Do not chase numbers. Aim for tests that would catch real regressions.

Implementation ordering

This skill governs the red-green-refactor mechanics within a single test cycle. When a task involves multiple collaborating modules or services, also load the outside-in-double-loop skill — it governs the order in which you build those modules.

Red flags — stop and reassess

• About to write an implementation file without a failing test
• Wrote both files without running the test in between
• Showing passing tests without first showing failing ones
• Created new classes/functions in a refactor but wrote zero new tests
• About to mock SQLAlchemy in a unit test instead of using testcontainers
• About to mock httpx in a Python test instead of using respx
• About to mock the typed API client in a frontend test instead of using MSW
• About to write an e2e test when endpoint tests + RTL/MSW component tests exist and the scenario does not require a real browser
• Wrote e2e tests but planning to skip running them ("CI only")
• All tests pass but about to report back without invoking @reviewer

Rationalisations — and the responses

• "It's too simple" → Simple things break.

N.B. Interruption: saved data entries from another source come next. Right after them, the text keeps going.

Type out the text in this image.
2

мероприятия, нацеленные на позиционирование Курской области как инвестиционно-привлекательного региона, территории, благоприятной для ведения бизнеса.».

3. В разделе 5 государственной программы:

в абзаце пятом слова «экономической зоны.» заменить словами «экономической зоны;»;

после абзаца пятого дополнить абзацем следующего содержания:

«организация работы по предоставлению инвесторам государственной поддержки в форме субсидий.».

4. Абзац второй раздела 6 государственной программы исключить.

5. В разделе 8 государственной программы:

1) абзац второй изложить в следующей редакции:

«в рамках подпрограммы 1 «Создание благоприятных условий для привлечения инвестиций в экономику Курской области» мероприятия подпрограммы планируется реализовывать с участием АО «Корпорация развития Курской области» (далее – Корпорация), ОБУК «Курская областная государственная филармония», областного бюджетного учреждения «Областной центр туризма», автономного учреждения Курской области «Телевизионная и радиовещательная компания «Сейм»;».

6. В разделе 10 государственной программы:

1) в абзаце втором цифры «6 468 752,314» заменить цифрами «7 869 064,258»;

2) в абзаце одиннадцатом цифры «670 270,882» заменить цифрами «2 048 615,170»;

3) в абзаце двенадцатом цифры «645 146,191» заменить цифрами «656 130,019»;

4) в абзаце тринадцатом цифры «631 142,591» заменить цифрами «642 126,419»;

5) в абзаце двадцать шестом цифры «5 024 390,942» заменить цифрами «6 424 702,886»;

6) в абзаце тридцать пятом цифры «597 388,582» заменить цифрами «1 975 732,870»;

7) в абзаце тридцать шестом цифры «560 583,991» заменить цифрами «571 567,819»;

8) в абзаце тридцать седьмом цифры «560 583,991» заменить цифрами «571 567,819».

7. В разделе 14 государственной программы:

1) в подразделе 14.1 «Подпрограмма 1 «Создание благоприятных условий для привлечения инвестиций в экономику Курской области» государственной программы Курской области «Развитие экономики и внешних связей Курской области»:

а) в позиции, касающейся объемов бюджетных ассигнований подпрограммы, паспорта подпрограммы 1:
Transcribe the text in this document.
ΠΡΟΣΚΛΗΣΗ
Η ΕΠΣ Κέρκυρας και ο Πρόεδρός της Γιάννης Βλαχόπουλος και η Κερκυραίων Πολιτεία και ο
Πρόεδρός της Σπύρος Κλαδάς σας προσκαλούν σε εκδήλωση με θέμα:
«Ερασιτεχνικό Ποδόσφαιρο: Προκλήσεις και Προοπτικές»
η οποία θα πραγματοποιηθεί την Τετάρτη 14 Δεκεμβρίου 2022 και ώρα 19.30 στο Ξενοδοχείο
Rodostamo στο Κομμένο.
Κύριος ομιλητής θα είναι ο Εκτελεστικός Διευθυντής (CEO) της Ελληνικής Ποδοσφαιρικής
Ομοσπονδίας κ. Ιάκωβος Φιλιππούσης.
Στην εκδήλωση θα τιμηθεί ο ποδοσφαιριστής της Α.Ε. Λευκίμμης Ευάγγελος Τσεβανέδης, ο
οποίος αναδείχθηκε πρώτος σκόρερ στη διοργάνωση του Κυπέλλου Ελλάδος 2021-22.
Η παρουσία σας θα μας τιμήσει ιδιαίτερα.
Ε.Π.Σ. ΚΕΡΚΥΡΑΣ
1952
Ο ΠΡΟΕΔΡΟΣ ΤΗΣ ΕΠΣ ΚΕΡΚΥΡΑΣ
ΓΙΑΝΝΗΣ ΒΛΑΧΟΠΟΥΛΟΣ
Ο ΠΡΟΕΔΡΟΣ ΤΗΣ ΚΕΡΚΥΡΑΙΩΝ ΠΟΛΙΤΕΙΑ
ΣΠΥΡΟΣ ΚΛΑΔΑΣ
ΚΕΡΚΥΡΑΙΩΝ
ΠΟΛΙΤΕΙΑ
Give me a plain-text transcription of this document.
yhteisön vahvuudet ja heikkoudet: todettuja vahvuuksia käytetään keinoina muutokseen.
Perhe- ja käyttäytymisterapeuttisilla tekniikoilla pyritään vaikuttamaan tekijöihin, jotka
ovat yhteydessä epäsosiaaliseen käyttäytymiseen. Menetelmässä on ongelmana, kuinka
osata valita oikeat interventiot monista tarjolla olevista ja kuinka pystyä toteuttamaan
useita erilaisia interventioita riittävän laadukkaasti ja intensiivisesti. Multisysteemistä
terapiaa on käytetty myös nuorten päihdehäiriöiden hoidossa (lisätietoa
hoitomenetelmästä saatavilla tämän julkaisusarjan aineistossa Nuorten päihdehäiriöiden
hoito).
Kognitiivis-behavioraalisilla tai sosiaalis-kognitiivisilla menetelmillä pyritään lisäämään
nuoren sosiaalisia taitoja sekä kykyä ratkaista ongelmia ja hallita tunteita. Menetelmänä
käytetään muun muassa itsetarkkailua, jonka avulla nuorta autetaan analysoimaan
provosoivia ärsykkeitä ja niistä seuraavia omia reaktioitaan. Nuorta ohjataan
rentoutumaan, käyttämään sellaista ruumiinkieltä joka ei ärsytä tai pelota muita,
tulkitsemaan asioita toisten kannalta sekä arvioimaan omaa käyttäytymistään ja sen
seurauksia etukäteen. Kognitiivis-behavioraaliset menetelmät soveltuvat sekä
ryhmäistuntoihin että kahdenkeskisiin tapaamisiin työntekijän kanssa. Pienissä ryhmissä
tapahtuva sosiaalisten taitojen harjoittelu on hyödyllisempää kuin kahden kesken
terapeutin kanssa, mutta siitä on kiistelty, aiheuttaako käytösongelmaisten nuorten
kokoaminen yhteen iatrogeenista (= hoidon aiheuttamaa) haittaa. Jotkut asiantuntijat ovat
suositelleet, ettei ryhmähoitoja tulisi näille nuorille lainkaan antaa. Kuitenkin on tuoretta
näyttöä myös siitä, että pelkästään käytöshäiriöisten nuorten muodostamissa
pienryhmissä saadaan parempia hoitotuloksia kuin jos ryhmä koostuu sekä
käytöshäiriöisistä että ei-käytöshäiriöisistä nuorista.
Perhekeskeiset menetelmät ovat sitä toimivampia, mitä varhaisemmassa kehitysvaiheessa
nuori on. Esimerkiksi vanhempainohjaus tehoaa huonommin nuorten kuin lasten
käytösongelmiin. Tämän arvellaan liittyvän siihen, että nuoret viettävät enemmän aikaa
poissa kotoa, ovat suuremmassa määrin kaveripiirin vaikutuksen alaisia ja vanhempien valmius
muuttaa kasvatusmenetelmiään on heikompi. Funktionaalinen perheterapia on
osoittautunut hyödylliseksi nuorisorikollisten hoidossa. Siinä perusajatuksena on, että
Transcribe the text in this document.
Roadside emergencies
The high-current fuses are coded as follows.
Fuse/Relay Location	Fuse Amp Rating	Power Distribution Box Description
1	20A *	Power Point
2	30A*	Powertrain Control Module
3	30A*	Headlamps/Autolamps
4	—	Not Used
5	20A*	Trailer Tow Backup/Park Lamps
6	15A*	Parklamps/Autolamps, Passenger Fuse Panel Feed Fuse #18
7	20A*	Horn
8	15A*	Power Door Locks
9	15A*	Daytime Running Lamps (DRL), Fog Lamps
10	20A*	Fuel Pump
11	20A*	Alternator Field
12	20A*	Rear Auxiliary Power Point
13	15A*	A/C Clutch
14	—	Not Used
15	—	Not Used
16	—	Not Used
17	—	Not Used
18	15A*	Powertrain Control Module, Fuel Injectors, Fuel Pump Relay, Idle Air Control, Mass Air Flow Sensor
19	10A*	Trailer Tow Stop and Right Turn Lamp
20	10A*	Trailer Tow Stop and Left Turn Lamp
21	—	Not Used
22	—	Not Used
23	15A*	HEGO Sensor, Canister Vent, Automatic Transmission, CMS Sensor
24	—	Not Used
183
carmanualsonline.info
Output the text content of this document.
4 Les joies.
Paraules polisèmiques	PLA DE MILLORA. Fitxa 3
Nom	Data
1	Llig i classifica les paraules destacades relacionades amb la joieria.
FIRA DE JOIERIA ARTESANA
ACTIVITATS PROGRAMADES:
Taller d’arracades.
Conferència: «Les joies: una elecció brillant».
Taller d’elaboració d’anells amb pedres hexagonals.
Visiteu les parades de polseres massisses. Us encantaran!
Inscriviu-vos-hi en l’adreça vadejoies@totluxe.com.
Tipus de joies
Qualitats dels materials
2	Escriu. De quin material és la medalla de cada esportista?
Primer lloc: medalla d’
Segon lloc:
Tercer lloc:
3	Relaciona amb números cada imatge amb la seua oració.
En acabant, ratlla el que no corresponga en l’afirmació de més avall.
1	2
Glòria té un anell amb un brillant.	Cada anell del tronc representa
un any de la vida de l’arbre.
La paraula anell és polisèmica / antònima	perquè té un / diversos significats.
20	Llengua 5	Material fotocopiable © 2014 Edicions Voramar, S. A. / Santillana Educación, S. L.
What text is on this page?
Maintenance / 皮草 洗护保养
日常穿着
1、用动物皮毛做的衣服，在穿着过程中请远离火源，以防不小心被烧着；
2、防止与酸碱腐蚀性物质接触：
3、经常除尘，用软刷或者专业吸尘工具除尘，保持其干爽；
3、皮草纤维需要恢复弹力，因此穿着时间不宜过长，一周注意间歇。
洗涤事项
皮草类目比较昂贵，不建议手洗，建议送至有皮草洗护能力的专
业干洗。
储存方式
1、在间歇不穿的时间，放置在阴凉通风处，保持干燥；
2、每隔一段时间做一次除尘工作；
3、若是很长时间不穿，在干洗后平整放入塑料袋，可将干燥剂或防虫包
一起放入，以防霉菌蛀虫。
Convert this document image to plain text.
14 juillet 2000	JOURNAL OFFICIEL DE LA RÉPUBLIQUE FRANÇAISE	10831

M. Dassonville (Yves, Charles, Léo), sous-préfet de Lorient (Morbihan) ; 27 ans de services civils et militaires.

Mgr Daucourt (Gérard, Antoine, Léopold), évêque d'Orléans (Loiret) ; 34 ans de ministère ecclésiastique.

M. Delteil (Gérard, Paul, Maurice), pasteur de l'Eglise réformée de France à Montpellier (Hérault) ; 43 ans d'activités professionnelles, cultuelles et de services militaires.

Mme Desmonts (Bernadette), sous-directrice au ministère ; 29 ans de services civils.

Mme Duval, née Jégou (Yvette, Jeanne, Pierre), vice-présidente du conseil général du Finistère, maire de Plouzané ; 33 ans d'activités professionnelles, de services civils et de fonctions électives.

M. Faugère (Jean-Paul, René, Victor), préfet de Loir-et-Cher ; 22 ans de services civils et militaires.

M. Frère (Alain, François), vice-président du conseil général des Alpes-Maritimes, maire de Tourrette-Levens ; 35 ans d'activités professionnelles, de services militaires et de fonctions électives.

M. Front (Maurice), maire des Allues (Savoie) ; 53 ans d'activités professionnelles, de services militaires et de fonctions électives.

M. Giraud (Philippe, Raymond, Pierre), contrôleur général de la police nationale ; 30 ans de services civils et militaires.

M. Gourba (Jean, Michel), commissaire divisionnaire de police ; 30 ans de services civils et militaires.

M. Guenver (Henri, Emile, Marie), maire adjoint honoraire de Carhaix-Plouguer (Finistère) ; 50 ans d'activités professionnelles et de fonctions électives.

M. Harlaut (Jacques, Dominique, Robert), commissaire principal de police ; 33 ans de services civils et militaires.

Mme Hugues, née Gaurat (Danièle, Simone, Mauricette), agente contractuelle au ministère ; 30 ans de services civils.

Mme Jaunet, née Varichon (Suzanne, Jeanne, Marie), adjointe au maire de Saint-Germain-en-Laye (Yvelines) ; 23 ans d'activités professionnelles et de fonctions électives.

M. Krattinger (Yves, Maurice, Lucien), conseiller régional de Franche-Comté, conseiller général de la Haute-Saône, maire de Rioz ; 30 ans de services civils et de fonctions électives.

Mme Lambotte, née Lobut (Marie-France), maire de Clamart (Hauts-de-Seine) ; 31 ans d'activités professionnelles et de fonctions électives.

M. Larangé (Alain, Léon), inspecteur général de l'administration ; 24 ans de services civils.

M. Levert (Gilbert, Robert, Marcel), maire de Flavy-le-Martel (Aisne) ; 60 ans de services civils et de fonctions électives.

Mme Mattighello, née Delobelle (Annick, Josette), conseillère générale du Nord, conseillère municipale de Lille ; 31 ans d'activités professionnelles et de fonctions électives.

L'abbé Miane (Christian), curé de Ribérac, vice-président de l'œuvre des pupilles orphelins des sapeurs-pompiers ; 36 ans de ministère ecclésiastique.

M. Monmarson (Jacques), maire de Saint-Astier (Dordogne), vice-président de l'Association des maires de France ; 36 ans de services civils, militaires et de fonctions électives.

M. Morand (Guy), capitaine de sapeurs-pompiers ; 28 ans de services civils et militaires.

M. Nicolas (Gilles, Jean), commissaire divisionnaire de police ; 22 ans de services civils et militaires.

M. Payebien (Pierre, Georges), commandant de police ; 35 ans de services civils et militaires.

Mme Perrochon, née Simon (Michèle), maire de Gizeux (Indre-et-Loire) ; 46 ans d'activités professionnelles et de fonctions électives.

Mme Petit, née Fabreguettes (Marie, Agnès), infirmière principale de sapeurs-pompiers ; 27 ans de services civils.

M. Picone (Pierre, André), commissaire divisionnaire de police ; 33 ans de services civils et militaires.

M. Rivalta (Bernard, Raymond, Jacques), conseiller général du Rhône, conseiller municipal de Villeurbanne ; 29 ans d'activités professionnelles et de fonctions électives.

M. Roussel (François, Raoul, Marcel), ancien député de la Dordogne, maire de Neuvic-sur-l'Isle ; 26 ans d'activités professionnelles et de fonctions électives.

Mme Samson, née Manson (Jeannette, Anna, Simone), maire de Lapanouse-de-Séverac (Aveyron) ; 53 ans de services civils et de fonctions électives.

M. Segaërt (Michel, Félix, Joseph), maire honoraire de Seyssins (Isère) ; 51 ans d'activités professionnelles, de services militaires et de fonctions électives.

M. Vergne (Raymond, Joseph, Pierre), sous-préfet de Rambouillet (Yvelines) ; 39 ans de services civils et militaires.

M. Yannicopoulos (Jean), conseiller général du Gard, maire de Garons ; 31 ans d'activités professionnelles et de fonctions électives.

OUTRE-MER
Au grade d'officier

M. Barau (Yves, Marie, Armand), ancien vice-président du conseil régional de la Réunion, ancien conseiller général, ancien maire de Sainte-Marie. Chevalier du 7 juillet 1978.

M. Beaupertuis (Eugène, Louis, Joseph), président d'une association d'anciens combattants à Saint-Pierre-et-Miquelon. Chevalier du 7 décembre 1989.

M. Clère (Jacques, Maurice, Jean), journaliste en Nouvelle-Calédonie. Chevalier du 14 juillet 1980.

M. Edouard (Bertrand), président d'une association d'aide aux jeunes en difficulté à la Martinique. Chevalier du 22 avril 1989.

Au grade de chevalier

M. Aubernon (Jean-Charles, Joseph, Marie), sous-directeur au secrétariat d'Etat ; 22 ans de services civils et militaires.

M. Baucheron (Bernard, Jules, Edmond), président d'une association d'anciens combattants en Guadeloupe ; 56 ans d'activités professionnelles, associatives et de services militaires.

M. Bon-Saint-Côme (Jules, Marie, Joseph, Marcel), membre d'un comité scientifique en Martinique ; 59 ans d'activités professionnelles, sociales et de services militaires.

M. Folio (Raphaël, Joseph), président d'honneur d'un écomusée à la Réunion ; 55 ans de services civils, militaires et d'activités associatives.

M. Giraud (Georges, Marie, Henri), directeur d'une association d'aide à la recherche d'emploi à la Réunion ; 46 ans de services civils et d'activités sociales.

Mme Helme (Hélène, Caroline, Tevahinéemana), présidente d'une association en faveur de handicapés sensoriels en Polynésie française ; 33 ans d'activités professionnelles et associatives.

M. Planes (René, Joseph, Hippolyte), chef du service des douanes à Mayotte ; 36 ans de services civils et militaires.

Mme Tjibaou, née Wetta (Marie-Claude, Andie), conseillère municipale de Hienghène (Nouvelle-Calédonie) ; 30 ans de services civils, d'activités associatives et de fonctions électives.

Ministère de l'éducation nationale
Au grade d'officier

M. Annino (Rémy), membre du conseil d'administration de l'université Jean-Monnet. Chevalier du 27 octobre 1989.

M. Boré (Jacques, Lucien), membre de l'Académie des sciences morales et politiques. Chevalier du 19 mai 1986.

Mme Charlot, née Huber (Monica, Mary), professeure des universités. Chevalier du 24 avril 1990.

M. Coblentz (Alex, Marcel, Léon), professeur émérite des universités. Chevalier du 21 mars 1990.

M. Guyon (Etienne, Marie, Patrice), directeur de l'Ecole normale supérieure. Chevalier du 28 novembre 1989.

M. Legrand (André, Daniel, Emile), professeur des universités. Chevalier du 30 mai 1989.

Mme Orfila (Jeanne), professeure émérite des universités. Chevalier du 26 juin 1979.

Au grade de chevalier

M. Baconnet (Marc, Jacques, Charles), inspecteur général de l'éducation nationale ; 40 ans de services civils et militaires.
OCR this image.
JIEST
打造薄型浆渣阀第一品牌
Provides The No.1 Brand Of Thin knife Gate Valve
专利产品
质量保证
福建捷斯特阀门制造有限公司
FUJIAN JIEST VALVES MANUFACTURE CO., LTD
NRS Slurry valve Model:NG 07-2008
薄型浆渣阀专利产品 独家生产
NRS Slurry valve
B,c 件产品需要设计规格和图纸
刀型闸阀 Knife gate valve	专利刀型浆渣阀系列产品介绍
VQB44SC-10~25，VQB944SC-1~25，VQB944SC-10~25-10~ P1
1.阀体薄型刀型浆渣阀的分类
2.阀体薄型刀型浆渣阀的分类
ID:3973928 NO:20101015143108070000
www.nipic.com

Write it.
• "I'll add tests after" → Tests after prove what code does, not what it should do.
• "Setting up a Postgres container is complex" → A SQLAlchemy mock tests nothing real. testcontainers is one fixture and ~10 seconds at session start.
• "I'll just mock httpx, it's simpler" → A mock tests your mock, not your HTTP integration. respx intercepts real requests.
• "E2e gives us confidence the whole thing works" → Endpoint tests prove the API contract. RTL+MSW proves the UI against that contract. E2e proves the wiring — which is a small gap when both layers exist. Write to the gap, not for confidence.
• "E2e tests need CI" → Every test CI runs, you run first. Install the headless browser, start the app, run them.